Cotton exploded onto the political scene as a cause-celebre among elite conservatives. His sterling resume and fluency in the language of public policy made him a favorite of such figures as Bill Kristol. But he chose not to leave his political identity in the realm of Washington panjandrums. Instead, he established himself as an authoritarian populist.

His hard-line temperament has been on consistent display in the Senate. Even as both parties congealed around a consensus for criminal justice reform, he insisted that a country that imprisons more people than China and North Korea really suffers from an “underincarceration” problem. Recently, he called for deploying active-duty soldiers to police American streets. And he’s not just an authoritarian. The primary theme of his rhetoric is populist in tone. He aligns himself with the white working-class men and women of Red America who now form the bulwark of Republican voting strength.

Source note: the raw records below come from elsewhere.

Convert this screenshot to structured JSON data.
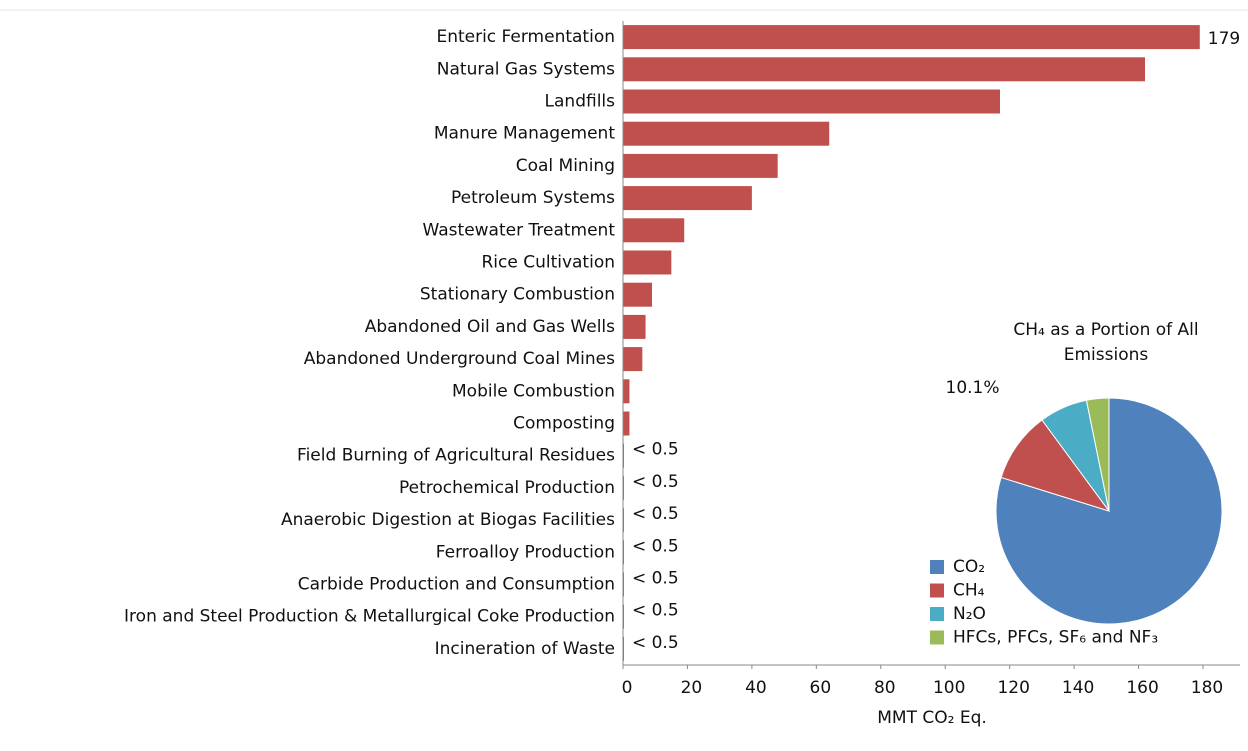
{
  "chart_data": [
    {
      "type": "bar",
      "orientation": "horizontal",
      "xlabel": "MMT CO₂ Eq.",
      "color": "#c0504d",
      "categories": [
        "Enteric Fermentation",
        "Natural Gas Systems",
        "Landfills",
        "Manure Management",
        "Coal Mining",
        "Petroleum Systems",
        "Wastewater Treatment",
        "Rice Cultivation",
        "Stationary Combustion",
        "Abandoned Oil and Gas Wells",
        "Abandoned Underground Coal Mines",
        "Mobile Combustion",
        "Composting",
        "Field Burning of Agricultural Residues",
        "Petrochemical Production",
        "Anaerobic Digestion at Biogas Facilities",
        "Ferroalloy Production",
        "Carbide Production and Consumption",
        "Iron and Steel Production & Metallurgical Coke Production",
        "Incineration of Waste"
      ],
      "values": [
        179,
        162,
        117,
        64,
        48,
        40,
        19,
        15,
        9,
        7,
        6,
        2,
        2,
        0.3,
        0.3,
        0.3,
        0.3,
        0.3,
        0.3,
        0.3
      ],
      "value_labels": [
        "179",
        null,
        null,
        null,
        null,
        null,
        null,
        null,
        null,
        null,
        null,
        null,
        null,
        "< 0.5",
        "< 0.5",
        "< 0.5",
        "< 0.5",
        "< 0.5",
        "< 0.5",
        "< 0.5"
      ],
      "xlim": [
        0,
        180
      ],
      "xticks": [
        0,
        20,
        40,
        60,
        80,
        100,
        120,
        140,
        160,
        180
      ]
    },
    {
      "type": "pie",
      "title": "CH₄ as a Portion of All Emissions",
      "categories": [
        "CO₂",
        "CH₄",
        "N₂O",
        "HFCs, PFCs, SF₆ and NF₃"
      ],
      "values": [
        79.8,
        10.1,
        6.9,
        3.2
      ],
      "value_labels": [
        null,
        "10.1%",
        null,
        null
      ],
      "colors": [
        "#4f81bd",
        "#c0504d",
        "#4bacc6",
        "#9bbb59"
      ]
    }
  ]
}
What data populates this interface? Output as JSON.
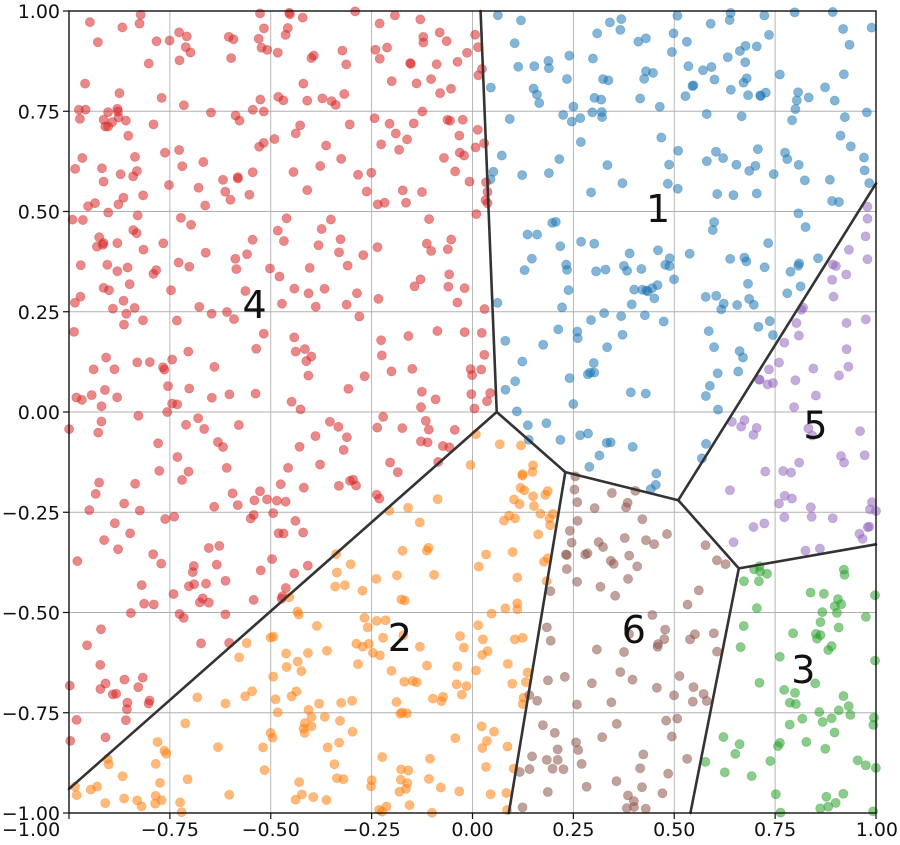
{
  "chart_data": {
    "type": "scatter",
    "title": "",
    "xlabel": "",
    "ylabel": "",
    "xlim": [
      -1.0,
      1.0
    ],
    "ylim": [
      -1.0,
      1.0
    ],
    "grid": true,
    "xticks": [
      -1.0,
      -0.75,
      -0.5,
      -0.25,
      0.0,
      0.25,
      0.5,
      0.75,
      1.0
    ],
    "yticks": [
      -1.0,
      -0.75,
      -0.5,
      -0.25,
      0.0,
      0.25,
      0.5,
      0.75,
      1.0
    ],
    "xtick_labels": [
      "−1.00",
      "−0.75",
      "−0.50",
      "−0.25",
      "0.00",
      "0.25",
      "0.50",
      "0.75",
      "1.00"
    ],
    "ytick_labels": [
      "−1.00",
      "−0.75",
      "−0.50",
      "−0.25",
      "0.00",
      "0.25",
      "0.50",
      "0.75",
      "1.00"
    ],
    "line_color": "#333333",
    "voronoi_vertices": [
      {
        "id": "A",
        "x": 0.06,
        "y": 0.0
      },
      {
        "id": "B",
        "x": 0.23,
        "y": -0.15
      },
      {
        "id": "C",
        "x": 0.51,
        "y": -0.22
      },
      {
        "id": "D",
        "x": 0.66,
        "y": -0.39
      }
    ],
    "voronoi_edges": [
      {
        "from": [
          0.06,
          0.0
        ],
        "to": [
          0.02,
          1.0
        ]
      },
      {
        "from": [
          0.06,
          0.0
        ],
        "to": [
          -1.0,
          -0.94
        ]
      },
      {
        "from": [
          0.06,
          0.0
        ],
        "to": [
          0.23,
          -0.15
        ]
      },
      {
        "from": [
          0.23,
          -0.15
        ],
        "to": [
          0.09,
          -1.0
        ]
      },
      {
        "from": [
          0.23,
          -0.15
        ],
        "to": [
          0.51,
          -0.22
        ]
      },
      {
        "from": [
          0.51,
          -0.22
        ],
        "to": [
          1.0,
          0.57
        ]
      },
      {
        "from": [
          0.51,
          -0.22
        ],
        "to": [
          0.66,
          -0.39
        ]
      },
      {
        "from": [
          0.66,
          -0.39
        ],
        "to": [
          1.0,
          -0.33
        ]
      },
      {
        "from": [
          0.66,
          -0.39
        ],
        "to": [
          0.54,
          -1.0
        ]
      }
    ],
    "regions": [
      {
        "label": "1",
        "color": "#1f77b4",
        "label_x": 0.46,
        "label_y": 0.5,
        "polygon": [
          [
            0.02,
            1.0
          ],
          [
            1.0,
            1.0
          ],
          [
            1.0,
            0.57
          ],
          [
            0.51,
            -0.22
          ],
          [
            0.23,
            -0.15
          ],
          [
            0.06,
            0.0
          ]
        ],
        "n_points": 230
      },
      {
        "label": "2",
        "color": "#ff7f0e",
        "label_x": -0.18,
        "label_y": -0.57,
        "polygon": [
          [
            0.06,
            0.0
          ],
          [
            0.23,
            -0.15
          ],
          [
            0.09,
            -1.0
          ],
          [
            -1.0,
            -1.0
          ],
          [
            -1.0,
            -0.94
          ]
        ],
        "n_points": 200
      },
      {
        "label": "3",
        "color": "#2ca02c",
        "label_x": 0.82,
        "label_y": -0.65,
        "polygon": [
          [
            0.66,
            -0.39
          ],
          [
            1.0,
            -0.33
          ],
          [
            1.0,
            -1.0
          ],
          [
            0.54,
            -1.0
          ]
        ],
        "n_points": 70
      },
      {
        "label": "4",
        "color": "#d62728",
        "label_x": -0.54,
        "label_y": 0.26,
        "polygon": [
          [
            -1.0,
            1.0
          ],
          [
            0.02,
            1.0
          ],
          [
            0.06,
            0.0
          ],
          [
            -1.0,
            -0.94
          ]
        ],
        "n_points": 420
      },
      {
        "label": "5",
        "color": "#9467bd",
        "label_x": 0.85,
        "label_y": -0.04,
        "polygon": [
          [
            0.51,
            -0.22
          ],
          [
            1.0,
            0.57
          ],
          [
            1.0,
            -0.33
          ],
          [
            0.66,
            -0.39
          ]
        ],
        "n_points": 65
      },
      {
        "label": "6",
        "color": "#8c564b",
        "label_x": 0.4,
        "label_y": -0.55,
        "polygon": [
          [
            0.23,
            -0.15
          ],
          [
            0.51,
            -0.22
          ],
          [
            0.66,
            -0.39
          ],
          [
            0.54,
            -1.0
          ],
          [
            0.09,
            -1.0
          ]
        ],
        "n_points": 100
      }
    ]
  }
}
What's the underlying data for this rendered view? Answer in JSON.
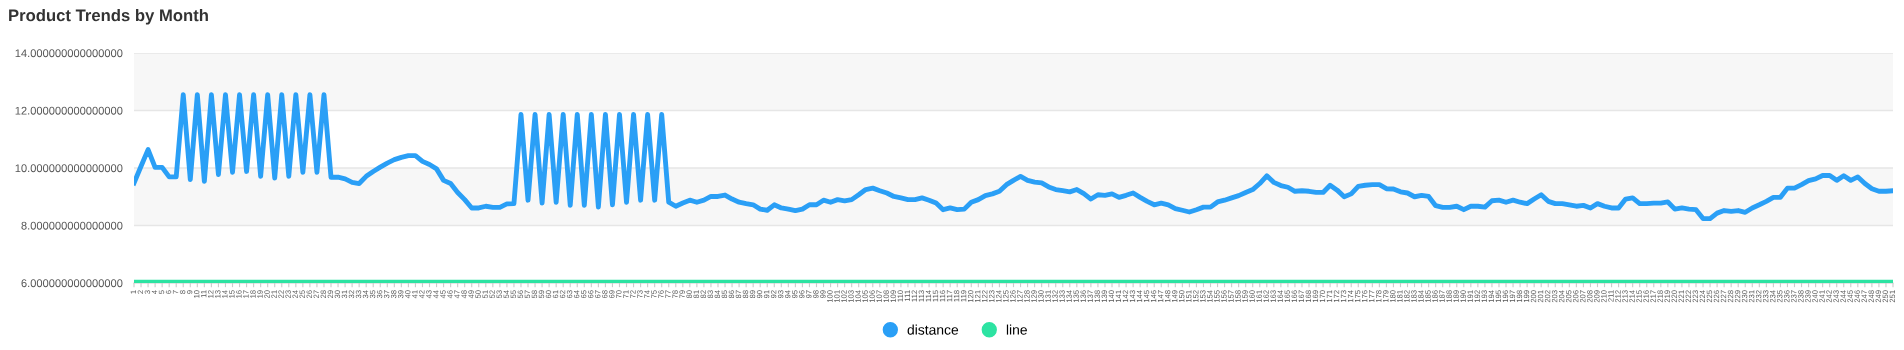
{
  "chart_data": {
    "type": "line",
    "title": "Product Trends by Month",
    "categories": [
      "1",
      "2",
      "3",
      "4",
      "5",
      "6",
      "7",
      "8",
      "9",
      "10",
      "11",
      "12",
      "13",
      "14",
      "15",
      "16",
      "17",
      "18",
      "19",
      "20",
      "21",
      "22",
      "23",
      "24",
      "25",
      "26",
      "27",
      "28",
      "29",
      "30",
      "31",
      "32",
      "33",
      "34",
      "35",
      "36",
      "37",
      "38",
      "39",
      "40",
      "41",
      "42",
      "43",
      "44",
      "45",
      "46",
      "47",
      "48",
      "49",
      "50",
      "51",
      "52",
      "53",
      "54",
      "55",
      "56",
      "57",
      "58",
      "59",
      "60",
      "61",
      "62",
      "63",
      "64",
      "65",
      "66",
      "67",
      "68",
      "69",
      "70",
      "71",
      "72",
      "73",
      "74",
      "75",
      "76",
      "77",
      "78",
      "79",
      "80",
      "81",
      "82",
      "83",
      "84",
      "85",
      "86",
      "87",
      "88",
      "89",
      "90",
      "91",
      "92",
      "93",
      "94",
      "95",
      "96",
      "97",
      "98",
      "99",
      "100",
      "101",
      "102",
      "103",
      "104",
      "105",
      "106",
      "107",
      "108",
      "109",
      "110",
      "111",
      "112",
      "113",
      "114",
      "115",
      "116",
      "117",
      "118",
      "119",
      "120",
      "121",
      "122",
      "123",
      "124",
      "125",
      "126",
      "127",
      "128",
      "129",
      "130",
      "131",
      "132",
      "133",
      "134",
      "135",
      "136",
      "137",
      "138",
      "139",
      "140",
      "141",
      "142",
      "143",
      "144",
      "145",
      "146",
      "147",
      "148",
      "149",
      "150",
      "151",
      "152",
      "153",
      "154",
      "155",
      "156",
      "157",
      "158",
      "159",
      "160",
      "161",
      "162",
      "163",
      "164",
      "165",
      "166",
      "167",
      "168",
      "169",
      "170",
      "171",
      "172",
      "173",
      "174",
      "175",
      "176",
      "177",
      "178",
      "179",
      "180",
      "181",
      "182",
      "183",
      "184",
      "185",
      "186",
      "187",
      "188",
      "189",
      "190",
      "191",
      "192",
      "193",
      "194",
      "195",
      "196",
      "197",
      "198",
      "199",
      "200",
      "201",
      "202",
      "203",
      "204",
      "205",
      "206",
      "207",
      "208",
      "209",
      "210",
      "211",
      "212",
      "213",
      "214",
      "215",
      "216",
      "217",
      "218",
      "219",
      "220",
      "221",
      "222",
      "223",
      "224",
      "225",
      "226",
      "227",
      "228",
      "229",
      "230",
      "231",
      "232",
      "233",
      "234",
      "235",
      "236",
      "237",
      "238",
      "239",
      "240",
      "241",
      "242",
      "243",
      "244",
      "245",
      "246",
      "247",
      "248",
      "249",
      "250",
      "251"
    ],
    "series": [
      {
        "name": "distance",
        "color": "#2a9ff6",
        "values": [
          9.48,
          10.06,
          10.64,
          10.02,
          10.02,
          9.69,
          9.69,
          12.55,
          9.6,
          12.55,
          9.54,
          12.55,
          9.77,
          12.55,
          9.85,
          12.55,
          9.88,
          12.55,
          9.71,
          12.55,
          9.65,
          12.55,
          9.71,
          12.55,
          9.85,
          12.55,
          9.85,
          12.55,
          9.68,
          9.68,
          9.62,
          9.5,
          9.46,
          9.71,
          9.88,
          10.03,
          10.17,
          10.29,
          10.37,
          10.43,
          10.43,
          10.23,
          10.12,
          9.97,
          9.57,
          9.46,
          9.15,
          8.9,
          8.61,
          8.61,
          8.67,
          8.63,
          8.63,
          8.75,
          8.76,
          11.86,
          8.88,
          11.86,
          8.78,
          11.86,
          8.81,
          11.86,
          8.7,
          11.86,
          8.7,
          11.86,
          8.64,
          11.86,
          8.72,
          11.86,
          8.81,
          11.86,
          8.88,
          11.86,
          8.88,
          11.86,
          8.81,
          8.67,
          8.78,
          8.88,
          8.81,
          8.88,
          9.01,
          9.01,
          9.06,
          8.92,
          8.81,
          8.76,
          8.72,
          8.57,
          8.53,
          8.72,
          8.61,
          8.57,
          8.52,
          8.57,
          8.72,
          8.72,
          8.88,
          8.81,
          8.9,
          8.86,
          8.9,
          9.07,
          9.25,
          9.3,
          9.21,
          9.13,
          9.01,
          8.96,
          8.9,
          8.9,
          8.96,
          8.88,
          8.78,
          8.55,
          8.61,
          8.55,
          8.57,
          8.81,
          8.9,
          9.04,
          9.1,
          9.19,
          9.42,
          9.57,
          9.71,
          9.57,
          9.51,
          9.48,
          9.34,
          9.25,
          9.21,
          9.17,
          9.25,
          9.11,
          8.92,
          9.07,
          9.05,
          9.1,
          8.98,
          9.05,
          9.13,
          8.98,
          8.84,
          8.72,
          8.78,
          8.72,
          8.59,
          8.53,
          8.47,
          8.55,
          8.64,
          8.64,
          8.82,
          8.88,
          8.96,
          9.04,
          9.15,
          9.25,
          9.46,
          9.73,
          9.5,
          9.39,
          9.33,
          9.19,
          9.21,
          9.19,
          9.15,
          9.15,
          9.4,
          9.23,
          9.0,
          9.1,
          9.36,
          9.4,
          9.42,
          9.42,
          9.28,
          9.27,
          9.17,
          9.13,
          9.0,
          9.05,
          9.01,
          8.69,
          8.63,
          8.63,
          8.67,
          8.55,
          8.67,
          8.67,
          8.64,
          8.86,
          8.88,
          8.81,
          8.88,
          8.81,
          8.76,
          8.92,
          9.07,
          8.84,
          8.76,
          8.76,
          8.72,
          8.67,
          8.7,
          8.61,
          8.76,
          8.67,
          8.61,
          8.61,
          8.92,
          8.96,
          8.76,
          8.76,
          8.78,
          8.78,
          8.82,
          8.57,
          8.61,
          8.57,
          8.55,
          8.24,
          8.24,
          8.43,
          8.52,
          8.49,
          8.52,
          8.46,
          8.61,
          8.72,
          8.84,
          8.98,
          8.98,
          9.3,
          9.3,
          9.42,
          9.56,
          9.62,
          9.74,
          9.74,
          9.57,
          9.73,
          9.57,
          9.69,
          9.46,
          9.28,
          9.19,
          9.19,
          9.21
        ]
      },
      {
        "name": "line",
        "color": "#2de3a2",
        "values": [
          6,
          6,
          6,
          6,
          6,
          6,
          6,
          6,
          6,
          6,
          6,
          6,
          6,
          6,
          6,
          6,
          6,
          6,
          6,
          6,
          6,
          6,
          6,
          6,
          6,
          6,
          6,
          6,
          6,
          6,
          6,
          6,
          6,
          6,
          6,
          6,
          6,
          6,
          6,
          6,
          6,
          6,
          6,
          6,
          6,
          6,
          6,
          6,
          6,
          6,
          6,
          6,
          6,
          6,
          6,
          6,
          6,
          6,
          6,
          6,
          6,
          6,
          6,
          6,
          6,
          6,
          6,
          6,
          6,
          6,
          6,
          6,
          6,
          6,
          6,
          6,
          6,
          6,
          6,
          6,
          6,
          6,
          6,
          6,
          6,
          6,
          6,
          6,
          6,
          6,
          6,
          6,
          6,
          6,
          6,
          6,
          6,
          6,
          6,
          6,
          6,
          6,
          6,
          6,
          6,
          6,
          6,
          6,
          6,
          6,
          6,
          6,
          6,
          6,
          6,
          6,
          6,
          6,
          6,
          6,
          6,
          6,
          6,
          6,
          6,
          6,
          6,
          6,
          6,
          6,
          6,
          6,
          6,
          6,
          6,
          6,
          6,
          6,
          6,
          6,
          6,
          6,
          6,
          6,
          6,
          6,
          6,
          6,
          6,
          6,
          6,
          6,
          6,
          6,
          6,
          6,
          6,
          6,
          6,
          6,
          6,
          6,
          6,
          6,
          6,
          6,
          6,
          6,
          6,
          6,
          6,
          6,
          6,
          6,
          6,
          6,
          6,
          6,
          6,
          6,
          6,
          6,
          6,
          6,
          6,
          6,
          6,
          6,
          6,
          6,
          6,
          6,
          6,
          6,
          6,
          6,
          6,
          6,
          6,
          6,
          6,
          6,
          6,
          6,
          6,
          6,
          6,
          6,
          6,
          6,
          6,
          6,
          6,
          6,
          6,
          6,
          6,
          6,
          6,
          6,
          6,
          6,
          6,
          6,
          6,
          6,
          6,
          6,
          6,
          6,
          6,
          6,
          6,
          6,
          6,
          6,
          6,
          6,
          6,
          6,
          6,
          6,
          6,
          6,
          6,
          6,
          6,
          6,
          6,
          6,
          6
        ]
      }
    ],
    "ylim": [
      6,
      14
    ],
    "yticks": [
      {
        "value": 6,
        "label": "6.000000000000000"
      },
      {
        "value": 8,
        "label": "8.000000000000000"
      },
      {
        "value": 10,
        "label": "10.000000000000000"
      },
      {
        "value": 12,
        "label": "12.000000000000000"
      },
      {
        "value": 14,
        "label": "14.000000000000000"
      }
    ],
    "grid": "y",
    "legend": "bottom",
    "marker": "none",
    "line_style": "solid"
  }
}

Few issues animate conservative populists more than immigration. It was the most important reason Donald Trump got traction in a large and talented 2016 field, and it has helped seal his alliance with populist Republican voters. Senator Cotton has established himself as perhaps the leading anti-immigration advocate in Congress. Along with Georgia Senator David Perdue, he authored the restrictionist RAISE Act, which would end numerous categories of immigration and reduce legal immigration by 43%. Cotton is so committed to clamping down on immigration that in an interview with the Center for Immigration Studies, he voiced his opposition to allowing Chinese graduate students to study science in the United States. Clearly, he is one of the leading lights in the cause that created Trumpism.

Unlike, for example, Senator Josh Hawley–another right-wing populist–Cotton pairs his political populism with hard-line conservative policy positions. As a House member, he voted against Arkansas’ cherished farm bill because it would have expanded access to food stamps. Defending this unpopular vote, he explained that SNAP recipients supposedly dine on steak and drive luxury cars. It was straight out of decades of anti-welfare rhetoric.

Cotton’s unyielding anti-government stance would keep economic conservatives on board. But that is the case for most would-be successors to Trump. Where Cotton has a further advantage is in the area of foreign policy. Cotton has long been considered a leading defense hawk, a fierce critic of the Iran deal and a champion of a more aggressive military posture. This could bring neoconservatives back into the Republican fold–and thus reunite the three “legs of the stool” of Republican conservatism.

Finally, Cotton has a mean streak. He interrupts fellow Senators. He disparages the poor. He sneers that disaster relief funding is unneeded because Arkansas doesn’t “need to bail out the Northeast.” As we have seen through five years of Donald Trump’s nastiness, many Republicans like to live vicariously through the bullying of their politicians. Cotton, who welcomed a debt default and proposed slashing immigration by nearly half, is the perfect man to take up where Donald Trump’s failed populist administration left off.